The most enjoyable part of Sleepy Hollow, by far, has been the chemistry between leads Tom Mison and Nicole Beharie. Mison plays the “fish out of water” character intelligently, marveling at high taxes and choking on Red Bull while largely adapting to his new surroundings. After a brief scene to open “Blood Moon” in which we see Crane with post-it notes everywhere in his hotel room explaining how to use the various equipment (shower, hair dryer, coffee maker, etc.), it seems as though he’s accepting his new surroundings very quickly. Perhaps it’s his belief in magic that has allowed him to so readily adapt to 21st century Massachusetts, but it does seem a bit sudden.
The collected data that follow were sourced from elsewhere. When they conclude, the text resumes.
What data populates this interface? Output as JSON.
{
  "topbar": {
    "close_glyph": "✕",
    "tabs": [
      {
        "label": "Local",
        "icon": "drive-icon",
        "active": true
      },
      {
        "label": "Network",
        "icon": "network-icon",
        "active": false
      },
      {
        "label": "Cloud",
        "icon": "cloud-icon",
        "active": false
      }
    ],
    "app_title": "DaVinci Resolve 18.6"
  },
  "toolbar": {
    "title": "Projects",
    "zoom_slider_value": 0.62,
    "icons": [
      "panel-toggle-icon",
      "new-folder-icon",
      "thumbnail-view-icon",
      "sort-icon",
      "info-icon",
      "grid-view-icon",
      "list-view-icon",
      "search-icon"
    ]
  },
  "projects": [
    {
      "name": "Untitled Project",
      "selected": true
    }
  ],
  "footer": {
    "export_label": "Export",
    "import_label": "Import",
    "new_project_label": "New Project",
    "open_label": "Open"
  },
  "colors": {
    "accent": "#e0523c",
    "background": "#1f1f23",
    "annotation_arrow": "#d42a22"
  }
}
I’m not complaining, mind you. I can only take so many ubiquitous Starbucks jokes or cracks about tariffs on baked goods. Crane’s spit-take of his first energy drink is a far more effective joke and lands much better because it’s the only such comment made in “For the Triumph of Evil.” Nobody has yet explained, however, why he’s still wearing the same clothes in which he was buried for 250 years. Beharie’s Abbie makes a great foil for Crane. She’s far more grounded in reality than Ichabod but isn’t a Scully-esque skeptic. She’s entirely willing to jump on board with the crazy when weird stuff starts going down.
It’s this character dynamic that makes the show so watchable. When Crane comes up with a cockamamie idea about a dream demon based on a legend he learned from Mohawk Indian spies during the war, Abbie goes right along, drinking the crazy glowing tea and suffering the scorpion sting with her partner. The dynamic plays very much like Olivia and the combination of Peter and Walter in the early episodes of Fringe and it’s making the show worth watching, even without the plot.
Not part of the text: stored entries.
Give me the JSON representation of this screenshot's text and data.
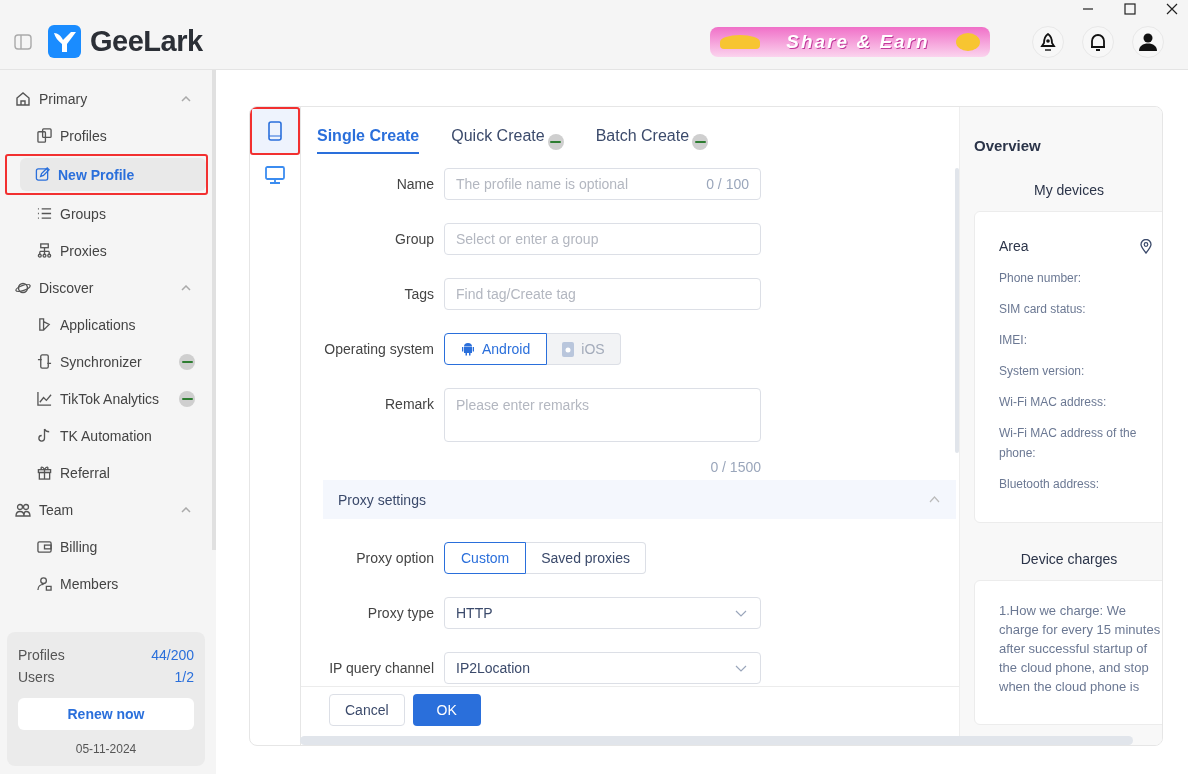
{
  "app": {
    "brand": "GeeLark"
  },
  "promo_banner": {
    "text": "Share & Earn"
  },
  "sidebar": {
    "sections": [
      {
        "label": "Primary",
        "expanded": true,
        "items": [
          {
            "label": "Profiles",
            "selected": false,
            "highlighted": false,
            "badge": false
          },
          {
            "label": "New Profile",
            "selected": true,
            "highlighted": true,
            "badge": false
          },
          {
            "label": "Groups",
            "selected": false,
            "highlighted": false,
            "badge": false
          },
          {
            "label": "Proxies",
            "selected": false,
            "highlighted": false,
            "badge": false
          }
        ]
      },
      {
        "label": "Discover",
        "expanded": true,
        "items": [
          {
            "label": "Applications",
            "selected": false,
            "highlighted": false,
            "badge": false
          },
          {
            "label": "Synchronizer",
            "selected": false,
            "highlighted": false,
            "badge": true
          },
          {
            "label": "TikTok Analytics",
            "selected": false,
            "highlighted": false,
            "badge": true
          },
          {
            "label": "TK Automation",
            "selected": false,
            "highlighted": false,
            "badge": false
          },
          {
            "label": "Referral",
            "selected": false,
            "highlighted": false,
            "badge": false
          }
        ]
      },
      {
        "label": "Team",
        "expanded": true,
        "items": [
          {
            "label": "Billing",
            "selected": false,
            "highlighted": false,
            "badge": false
          },
          {
            "label": "Members",
            "selected": false,
            "highlighted": false,
            "badge": false
          }
        ]
      }
    ]
  },
  "quota": {
    "rows": [
      {
        "label": "Profiles",
        "value": "44/200"
      },
      {
        "label": "Users",
        "value": "1/2"
      }
    ],
    "button": "Renew now",
    "date": "05-11-2024"
  },
  "device_tabs": [
    {
      "kind": "phone",
      "selected": true,
      "highlighted": true
    },
    {
      "kind": "desktop",
      "selected": false,
      "highlighted": false
    }
  ],
  "create_tabs": [
    {
      "label": "Single Create",
      "selected": true,
      "badge": false
    },
    {
      "label": "Quick Create",
      "selected": false,
      "badge": true
    },
    {
      "label": "Batch Create",
      "selected": false,
      "badge": true
    }
  ],
  "form": {
    "fields": [
      {
        "kind": "text",
        "label": "Name",
        "placeholder": "The profile name is optional",
        "counter": "0 / 100"
      },
      {
        "kind": "text",
        "label": "Group",
        "placeholder": "Select or enter a group"
      },
      {
        "kind": "text",
        "label": "Tags",
        "placeholder": "Find tag/Create tag"
      },
      {
        "kind": "os-choice",
        "label": "Operating system",
        "options": [
          {
            "label": "Android",
            "selected": true,
            "disabled": false
          },
          {
            "label": "iOS",
            "selected": false,
            "disabled": true
          }
        ]
      },
      {
        "kind": "textarea",
        "label": "Remark",
        "placeholder": "Please enter remarks",
        "counter": "0 / 1500"
      },
      {
        "kind": "section",
        "label": "Proxy settings",
        "expanded": true
      },
      {
        "kind": "segmented",
        "label": "Proxy option",
        "options": [
          {
            "label": "Custom",
            "selected": true,
            "disabled": false
          },
          {
            "label": "Saved proxies",
            "selected": false,
            "disabled": false
          }
        ]
      },
      {
        "kind": "select",
        "label": "Proxy type",
        "value": "HTTP"
      },
      {
        "kind": "select",
        "label": "IP query channel",
        "value": "IP2Location"
      }
    ]
  },
  "buttons": [
    {
      "label": "Cancel",
      "kind": "secondary"
    },
    {
      "label": "OK",
      "kind": "primary"
    }
  ],
  "overview": {
    "title": "Overview",
    "devices": {
      "title": "My devices",
      "heading": "Area",
      "lines": [
        "Phone number:",
        "SIM card status:",
        "IMEI:",
        "System version:",
        "Wi-Fi MAC address:",
        "Wi-Fi MAC address of the phone:",
        "Bluetooth address:"
      ]
    },
    "charges": {
      "title": "Device charges",
      "text": "1.How we charge: We charge for every 15 minutes after successful startup of the cloud phone, and stop when the cloud phone is"
    }
  }
}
Unfortunately, not all of the characters are working so well. Orlando Jones is still being wasted as the police captain while Katia Winter, as Crane’s wife Katrina, is relegated to fleeting dream sequences. The last two episodes have introduced Abbie’s sister Jenny (Lyndie Greenwood), though, which is allowing them to expand the mythology by bringing Abbie into the story.
On the mythology front, the Four Horsemen have largely been set aside for a more personal story, which I like. “For the Triumph of Evil,” in particular, delves into Abbie’s and Jenny’s disappearance as kids. Apparently, they thought they had fallen asleep, but were actually missing for four days. Drawing the Monster-of-the-Week into the larger mythology is a fantastic idea and brings extra weight to the proceedings, even if I didn’t find the Dream Demon as compelling a foe as the Resurrected Witch.
The hardest part of building a blended procedural and serialized genre show is keeping the weekly procedure elements interesting so that the audience doesn’t tune out while waiting for the mythology to be spooled out. That’s what made The X-Files so effective. It’s also what made Fringe struggle mightily before they finally abandoned most of their procedural elements for a straight serialized story. Even the best genre shows can struggle finding this balance. Just go look at the episode list for Buffy the Vampire Slayer. The mythology episodes are almost universally great, while the Monster-of-the-Week stories are a decidedly mixed bag.
So far, I’d rate Sleepy Hollow’s procedural elements as “okay.” They haven’t exactly been engaging, but neither have they made me want to change the channel. So long as those elements can remain above average and the mythology pieces come fast enough, I think the show will do just fine.
A couple of spare thoughts –
The idea that there is a whole network of underground tunnels beneath the city that contain the entire collected works of the monster hunting brigade is pretty far-fetched But there always has to be something around to explain the wacky stuff going on. If this is the Giles or Walter Bishop of the show that’ll be okay.
Either Sleepy Hollow has 144,000 people (as shown in the pilot), or it’s a “small town.” Not both. As somebody who grew up in a city of roughly 150,000 people, I almost took offense.
Dear director: You get to use the cheeky upside-down, flipping camera angle once. That was it.
I’m not sure I’ll be reviewing Sleepy Hollow weekly, but there seems to be enough content here to let me come back every couple of episodes.